ResourceManager.add_tags(resource_id, {"cost_center": "engineering", "owner": "dev-team"})

# Example: Querying resources by tag
prod_services = ResourceManager.list_resources(tags={"environment": "production", "type": "ServiceInstance"})
for service in prod_services:
print(f"Production Service: {service.name}")

Common Use Cases

  • Multi-Tenant Application Development: Building applications that serve multiple customers, each with their isolated data and configurations, leveraging Tenant and Resource entities.
  • Automated Resource Provisioning: Using the ResourceManager to programmatically create and configure infrastructure components or application services, often triggered by events or CI/CD pipelines.
  • Custom Authorization Logic: Implementing fine-grained access control for application-specific resources by defining and attaching custom Policy entities.
  • Real-time Monitoring & Alerting: Subscribing to Event streams to detect critical system changes, trigger alerts, or update dashboards.
  • Auditing and Compliance: Leveraging the immutable Event log for comprehensive auditing of all resource operations and state changes.
  • Resource Discovery & Management: Querying Resource entities based on type, metadata, or tags to build management consoles or automation scripts.

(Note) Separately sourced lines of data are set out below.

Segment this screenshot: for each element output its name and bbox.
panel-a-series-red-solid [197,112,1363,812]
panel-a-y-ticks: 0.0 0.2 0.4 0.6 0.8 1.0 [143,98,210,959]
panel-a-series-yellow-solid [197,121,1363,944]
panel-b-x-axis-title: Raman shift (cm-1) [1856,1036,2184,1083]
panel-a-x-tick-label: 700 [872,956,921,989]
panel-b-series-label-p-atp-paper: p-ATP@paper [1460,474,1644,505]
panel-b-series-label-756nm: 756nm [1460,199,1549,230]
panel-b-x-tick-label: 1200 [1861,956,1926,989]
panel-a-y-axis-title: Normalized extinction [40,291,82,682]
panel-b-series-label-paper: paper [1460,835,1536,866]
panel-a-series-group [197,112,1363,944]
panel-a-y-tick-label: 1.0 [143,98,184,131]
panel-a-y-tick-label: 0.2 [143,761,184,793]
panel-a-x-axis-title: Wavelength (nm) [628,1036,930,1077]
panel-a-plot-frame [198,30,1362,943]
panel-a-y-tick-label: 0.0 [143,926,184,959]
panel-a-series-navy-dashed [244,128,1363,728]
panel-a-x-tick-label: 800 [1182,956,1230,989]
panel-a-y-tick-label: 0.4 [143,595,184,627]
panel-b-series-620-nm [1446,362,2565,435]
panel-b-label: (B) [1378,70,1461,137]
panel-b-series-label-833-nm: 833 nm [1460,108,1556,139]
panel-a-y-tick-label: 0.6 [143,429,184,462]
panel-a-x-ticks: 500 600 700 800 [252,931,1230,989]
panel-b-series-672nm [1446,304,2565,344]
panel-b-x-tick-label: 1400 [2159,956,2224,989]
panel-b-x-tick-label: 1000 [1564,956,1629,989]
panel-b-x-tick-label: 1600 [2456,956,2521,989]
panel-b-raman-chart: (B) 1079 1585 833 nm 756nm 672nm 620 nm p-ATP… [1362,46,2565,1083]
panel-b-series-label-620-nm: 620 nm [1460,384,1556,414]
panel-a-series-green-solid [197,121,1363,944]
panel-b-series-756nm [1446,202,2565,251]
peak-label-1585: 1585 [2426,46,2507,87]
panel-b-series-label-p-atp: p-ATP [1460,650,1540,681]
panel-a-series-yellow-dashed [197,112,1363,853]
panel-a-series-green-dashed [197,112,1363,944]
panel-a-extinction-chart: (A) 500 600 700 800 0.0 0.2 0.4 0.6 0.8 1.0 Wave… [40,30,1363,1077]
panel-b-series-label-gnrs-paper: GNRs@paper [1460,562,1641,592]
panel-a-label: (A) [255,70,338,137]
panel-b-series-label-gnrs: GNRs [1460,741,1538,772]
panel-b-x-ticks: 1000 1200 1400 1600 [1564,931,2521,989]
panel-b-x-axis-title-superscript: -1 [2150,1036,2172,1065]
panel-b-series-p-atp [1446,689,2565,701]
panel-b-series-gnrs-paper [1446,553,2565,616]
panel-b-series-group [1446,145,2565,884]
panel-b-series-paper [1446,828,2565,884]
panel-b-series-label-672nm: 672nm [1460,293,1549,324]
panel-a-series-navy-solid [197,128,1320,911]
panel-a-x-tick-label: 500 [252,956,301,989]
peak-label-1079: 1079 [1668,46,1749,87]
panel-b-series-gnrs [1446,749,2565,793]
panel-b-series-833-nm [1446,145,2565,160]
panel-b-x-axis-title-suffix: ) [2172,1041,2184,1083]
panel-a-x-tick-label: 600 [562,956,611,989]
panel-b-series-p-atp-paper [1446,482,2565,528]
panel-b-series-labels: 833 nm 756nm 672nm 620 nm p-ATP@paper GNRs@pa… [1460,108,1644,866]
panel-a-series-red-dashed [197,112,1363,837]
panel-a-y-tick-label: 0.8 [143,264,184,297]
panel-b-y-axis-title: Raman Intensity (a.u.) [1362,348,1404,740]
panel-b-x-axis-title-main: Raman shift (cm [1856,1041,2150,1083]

Integration Patterns & Best Practices

  • SDK Usage: Always interact with Core Concepts & Entities through the provided SDK (e.g., core_sdk). This ensures adherence to platform contracts, proper authentication, and policy enforcement.
  • Tenant Context: Explicitly manage or retrieve the Tenant context for all resource operations. Most SDK methods will infer it from the authentication token, but be aware of cross-tenant operations if your application requires them.
  • Idempotent Operations: Design your resource creation and update logic to be idempotent. Retrying an operation should yield the same result without unintended side effects.
  • Event-Driven Design: Embrace the eventing system for inter-service communication. Avoid direct synchronous calls between services where asynchronous eventing can achieve loose coupling and better scalability.
  • Policy-as-Code: Manage Policy definitions as code in version control systems. This allows for consistent, auditable, and automated deployment of security configurations.
  • Resource Naming Conventions: Establish clear and consistent naming conventions for Resource entities to improve discoverability and management.

Limitations & Considerations

  • Eventual Consistency: The eventing system operates on an eventual consistency model. While events are delivered reliably, there might be a slight delay before all subscribers process them and reflect state changes.
  • Policy Complexity: While powerful, overly complex Policy definitions can become difficult to manage and debug. Strive for simplicity and modularity in policy design.
  • Resource Limits: Be aware of platform-defined limits on the number of resources per tenant, API request rates, and event throughput. Design your applications to handle these limits gracefully, implementing retry mechanisms and back-offs where appropriate.
  • Performance of Large Queries: Querying Resource entities with very broad or complex tag/metadata filters across a massive dataset can impact performance. Optimize queries by specifying resource types, tenant IDs, and indexed metadata fields.
  • Schema Evolution: When defining custom Resource types or extending metadata, plan for schema evolution. Backward compatibility is crucial for long-lived applications.